Expansion of Trans Mountain oil pipeline would be delayed by months and incur hundreds of millions of dollars of additional cost, unless its route is changed, the Canadian government corporation building the pipeline said in a filing.
Trans Mountain Corp (TMC) urged the Canada Energy Regulator to change the approved route on a 1.3-kilometre (0.8 mile) section just south of Kamloops, British Columbia, as micro-tunneling construction required on the route is not feasible technically or economically.
TMC feared that continuing with the micro-tunneling process would add “significant risks, costs and in-service date delays” for the project.

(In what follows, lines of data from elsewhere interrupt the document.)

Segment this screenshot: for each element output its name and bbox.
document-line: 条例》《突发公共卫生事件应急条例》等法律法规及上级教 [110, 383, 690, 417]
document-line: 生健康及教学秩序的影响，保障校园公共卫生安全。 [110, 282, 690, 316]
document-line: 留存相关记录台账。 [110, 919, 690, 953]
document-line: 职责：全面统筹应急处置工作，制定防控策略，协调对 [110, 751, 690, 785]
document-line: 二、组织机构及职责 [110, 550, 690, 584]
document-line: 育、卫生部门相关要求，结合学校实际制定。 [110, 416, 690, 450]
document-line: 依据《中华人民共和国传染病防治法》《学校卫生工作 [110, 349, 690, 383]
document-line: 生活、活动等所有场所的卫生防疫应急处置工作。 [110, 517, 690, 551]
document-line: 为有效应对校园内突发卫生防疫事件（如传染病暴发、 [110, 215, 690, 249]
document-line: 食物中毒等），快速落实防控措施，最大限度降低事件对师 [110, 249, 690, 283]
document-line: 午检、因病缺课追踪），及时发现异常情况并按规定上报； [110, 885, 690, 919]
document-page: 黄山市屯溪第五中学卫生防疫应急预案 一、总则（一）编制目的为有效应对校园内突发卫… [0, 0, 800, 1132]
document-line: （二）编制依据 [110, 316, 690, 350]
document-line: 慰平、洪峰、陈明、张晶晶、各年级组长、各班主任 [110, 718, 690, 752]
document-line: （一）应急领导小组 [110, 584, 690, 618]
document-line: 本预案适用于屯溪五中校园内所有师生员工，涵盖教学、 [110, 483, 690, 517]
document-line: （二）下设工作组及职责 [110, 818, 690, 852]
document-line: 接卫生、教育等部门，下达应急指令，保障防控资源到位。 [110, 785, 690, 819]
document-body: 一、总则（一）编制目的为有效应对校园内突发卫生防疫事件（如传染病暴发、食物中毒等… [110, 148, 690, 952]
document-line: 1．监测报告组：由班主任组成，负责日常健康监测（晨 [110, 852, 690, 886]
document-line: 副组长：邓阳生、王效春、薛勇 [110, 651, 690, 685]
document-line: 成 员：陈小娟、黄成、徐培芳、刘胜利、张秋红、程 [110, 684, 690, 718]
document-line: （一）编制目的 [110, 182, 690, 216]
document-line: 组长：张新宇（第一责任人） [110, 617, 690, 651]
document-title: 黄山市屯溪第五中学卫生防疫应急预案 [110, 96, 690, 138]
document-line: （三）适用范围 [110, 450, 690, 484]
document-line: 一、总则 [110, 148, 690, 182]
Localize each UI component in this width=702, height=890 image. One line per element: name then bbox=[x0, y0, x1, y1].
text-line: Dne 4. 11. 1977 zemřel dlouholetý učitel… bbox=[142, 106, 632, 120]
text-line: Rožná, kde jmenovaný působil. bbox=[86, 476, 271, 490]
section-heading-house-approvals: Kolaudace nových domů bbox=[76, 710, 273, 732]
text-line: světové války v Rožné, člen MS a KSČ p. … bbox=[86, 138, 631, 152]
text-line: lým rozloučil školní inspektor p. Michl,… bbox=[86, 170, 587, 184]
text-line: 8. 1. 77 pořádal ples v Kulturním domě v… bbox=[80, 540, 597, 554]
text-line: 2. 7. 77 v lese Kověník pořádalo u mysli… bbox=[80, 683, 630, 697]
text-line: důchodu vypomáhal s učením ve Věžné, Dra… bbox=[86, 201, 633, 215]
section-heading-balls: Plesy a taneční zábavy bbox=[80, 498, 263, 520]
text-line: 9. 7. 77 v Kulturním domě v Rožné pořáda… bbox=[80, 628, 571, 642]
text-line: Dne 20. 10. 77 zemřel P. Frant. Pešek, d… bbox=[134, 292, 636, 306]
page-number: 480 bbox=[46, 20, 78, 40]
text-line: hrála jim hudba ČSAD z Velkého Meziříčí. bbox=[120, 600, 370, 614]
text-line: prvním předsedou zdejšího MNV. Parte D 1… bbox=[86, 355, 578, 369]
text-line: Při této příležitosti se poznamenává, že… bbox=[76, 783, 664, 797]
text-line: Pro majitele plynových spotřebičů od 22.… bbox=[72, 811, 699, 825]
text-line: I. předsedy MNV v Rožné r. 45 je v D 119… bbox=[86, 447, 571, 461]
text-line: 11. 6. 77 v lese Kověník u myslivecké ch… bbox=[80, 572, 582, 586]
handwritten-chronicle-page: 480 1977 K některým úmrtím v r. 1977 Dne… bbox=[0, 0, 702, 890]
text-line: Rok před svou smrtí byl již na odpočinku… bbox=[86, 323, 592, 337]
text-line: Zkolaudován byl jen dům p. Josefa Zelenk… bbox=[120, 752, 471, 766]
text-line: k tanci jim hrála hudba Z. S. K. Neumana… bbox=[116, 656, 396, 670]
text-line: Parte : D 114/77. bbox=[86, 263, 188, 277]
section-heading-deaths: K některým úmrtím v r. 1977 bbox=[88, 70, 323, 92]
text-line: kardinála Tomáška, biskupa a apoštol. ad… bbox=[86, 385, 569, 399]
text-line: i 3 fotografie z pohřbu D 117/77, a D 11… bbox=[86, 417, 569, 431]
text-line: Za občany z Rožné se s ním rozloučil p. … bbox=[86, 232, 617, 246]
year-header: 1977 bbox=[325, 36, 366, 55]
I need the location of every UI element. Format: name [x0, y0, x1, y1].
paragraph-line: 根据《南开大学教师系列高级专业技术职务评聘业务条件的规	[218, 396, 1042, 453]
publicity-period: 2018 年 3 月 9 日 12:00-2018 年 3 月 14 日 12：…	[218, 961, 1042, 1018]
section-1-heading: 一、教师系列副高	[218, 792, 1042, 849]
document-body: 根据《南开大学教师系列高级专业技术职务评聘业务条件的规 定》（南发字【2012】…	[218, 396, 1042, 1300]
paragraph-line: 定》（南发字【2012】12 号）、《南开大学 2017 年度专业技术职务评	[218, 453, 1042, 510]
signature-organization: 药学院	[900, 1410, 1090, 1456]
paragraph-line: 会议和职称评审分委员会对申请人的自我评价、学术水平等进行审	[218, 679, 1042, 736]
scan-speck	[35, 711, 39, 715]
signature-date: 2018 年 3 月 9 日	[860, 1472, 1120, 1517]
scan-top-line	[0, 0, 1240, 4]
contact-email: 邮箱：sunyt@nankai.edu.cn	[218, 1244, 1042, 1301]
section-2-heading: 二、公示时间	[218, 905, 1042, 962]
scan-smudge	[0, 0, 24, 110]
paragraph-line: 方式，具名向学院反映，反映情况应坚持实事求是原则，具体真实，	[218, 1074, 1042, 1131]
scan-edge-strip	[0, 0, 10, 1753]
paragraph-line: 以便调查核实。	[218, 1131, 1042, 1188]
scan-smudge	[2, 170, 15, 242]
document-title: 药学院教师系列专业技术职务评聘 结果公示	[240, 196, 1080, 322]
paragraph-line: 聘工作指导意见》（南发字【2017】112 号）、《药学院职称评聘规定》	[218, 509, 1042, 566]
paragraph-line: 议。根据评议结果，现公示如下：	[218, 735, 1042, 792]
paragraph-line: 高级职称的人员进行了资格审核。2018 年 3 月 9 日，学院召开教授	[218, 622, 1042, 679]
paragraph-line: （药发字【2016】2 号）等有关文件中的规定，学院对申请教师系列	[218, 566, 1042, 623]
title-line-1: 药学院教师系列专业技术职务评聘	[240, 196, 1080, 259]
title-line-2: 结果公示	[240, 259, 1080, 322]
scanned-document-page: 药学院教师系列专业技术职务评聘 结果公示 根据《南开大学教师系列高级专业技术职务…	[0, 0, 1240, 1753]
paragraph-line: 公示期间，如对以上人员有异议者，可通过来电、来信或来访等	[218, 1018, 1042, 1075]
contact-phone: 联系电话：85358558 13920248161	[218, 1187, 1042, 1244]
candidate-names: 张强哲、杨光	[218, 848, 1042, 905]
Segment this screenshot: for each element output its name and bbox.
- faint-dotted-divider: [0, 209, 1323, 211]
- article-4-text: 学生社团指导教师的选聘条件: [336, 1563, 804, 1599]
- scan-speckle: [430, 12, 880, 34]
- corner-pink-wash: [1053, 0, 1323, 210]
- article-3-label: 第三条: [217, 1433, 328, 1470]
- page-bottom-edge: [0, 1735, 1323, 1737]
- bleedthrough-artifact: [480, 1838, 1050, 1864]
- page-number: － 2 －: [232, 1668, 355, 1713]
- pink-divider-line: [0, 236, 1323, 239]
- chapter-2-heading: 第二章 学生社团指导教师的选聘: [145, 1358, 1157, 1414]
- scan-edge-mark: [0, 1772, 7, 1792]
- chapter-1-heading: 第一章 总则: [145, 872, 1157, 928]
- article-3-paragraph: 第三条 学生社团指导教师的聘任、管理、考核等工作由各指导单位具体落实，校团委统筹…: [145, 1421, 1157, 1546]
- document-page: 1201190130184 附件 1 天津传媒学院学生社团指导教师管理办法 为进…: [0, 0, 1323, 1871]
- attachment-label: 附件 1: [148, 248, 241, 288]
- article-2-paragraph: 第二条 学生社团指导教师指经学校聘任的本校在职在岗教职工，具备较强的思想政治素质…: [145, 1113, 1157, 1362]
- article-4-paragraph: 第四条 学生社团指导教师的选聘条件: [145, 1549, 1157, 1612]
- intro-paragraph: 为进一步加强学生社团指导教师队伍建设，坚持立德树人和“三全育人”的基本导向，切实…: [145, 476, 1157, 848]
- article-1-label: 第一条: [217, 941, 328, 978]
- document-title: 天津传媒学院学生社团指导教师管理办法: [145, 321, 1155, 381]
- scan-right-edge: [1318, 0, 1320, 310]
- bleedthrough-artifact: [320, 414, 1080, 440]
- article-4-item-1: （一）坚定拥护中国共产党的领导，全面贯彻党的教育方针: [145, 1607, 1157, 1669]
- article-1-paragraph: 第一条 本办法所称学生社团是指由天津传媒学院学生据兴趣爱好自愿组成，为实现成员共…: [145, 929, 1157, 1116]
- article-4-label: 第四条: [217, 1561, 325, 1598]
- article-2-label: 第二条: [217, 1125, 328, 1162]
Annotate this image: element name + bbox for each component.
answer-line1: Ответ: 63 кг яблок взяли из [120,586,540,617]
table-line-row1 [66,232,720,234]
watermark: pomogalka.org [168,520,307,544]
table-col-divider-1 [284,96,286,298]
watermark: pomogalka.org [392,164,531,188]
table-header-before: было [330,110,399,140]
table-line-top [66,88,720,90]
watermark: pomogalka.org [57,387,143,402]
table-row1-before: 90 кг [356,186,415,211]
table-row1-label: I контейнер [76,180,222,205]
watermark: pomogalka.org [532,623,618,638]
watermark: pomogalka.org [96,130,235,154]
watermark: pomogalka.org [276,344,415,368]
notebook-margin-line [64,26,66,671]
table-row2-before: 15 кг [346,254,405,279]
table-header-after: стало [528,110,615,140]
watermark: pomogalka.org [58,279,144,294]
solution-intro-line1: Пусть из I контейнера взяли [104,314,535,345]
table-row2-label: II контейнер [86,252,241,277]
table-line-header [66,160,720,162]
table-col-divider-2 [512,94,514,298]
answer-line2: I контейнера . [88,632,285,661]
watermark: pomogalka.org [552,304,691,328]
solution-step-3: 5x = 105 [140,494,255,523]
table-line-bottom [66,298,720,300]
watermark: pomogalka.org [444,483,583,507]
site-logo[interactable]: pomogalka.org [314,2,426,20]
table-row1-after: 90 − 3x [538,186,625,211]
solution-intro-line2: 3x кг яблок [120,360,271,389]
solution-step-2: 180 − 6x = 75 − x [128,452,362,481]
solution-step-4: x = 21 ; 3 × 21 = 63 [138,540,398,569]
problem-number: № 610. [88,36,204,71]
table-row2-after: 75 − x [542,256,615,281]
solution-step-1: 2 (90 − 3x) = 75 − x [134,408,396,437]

The Trans Mountain pipeline is Canada’s only pipeline system transporting oil from Alberta to the West Coast and its expansion will boost the pipeline’s capacity to 890,000 barrels per day (bpd) from 300,000 bpd currently.
“Each month of delay in the in-service date results in roughly $200 million in lost revenues and roughly $190 million in carrying charges for Trans Mountain,” TMC said in the filing on Thursday.
Shippers and other parties relying on the expansion project will also incur losses from such delays.
The reroute proposal is facing opposition from the Stk’emlupsemc te Secwepemc Nation (SSN), an indigenous group whose territory the pipeline crosses.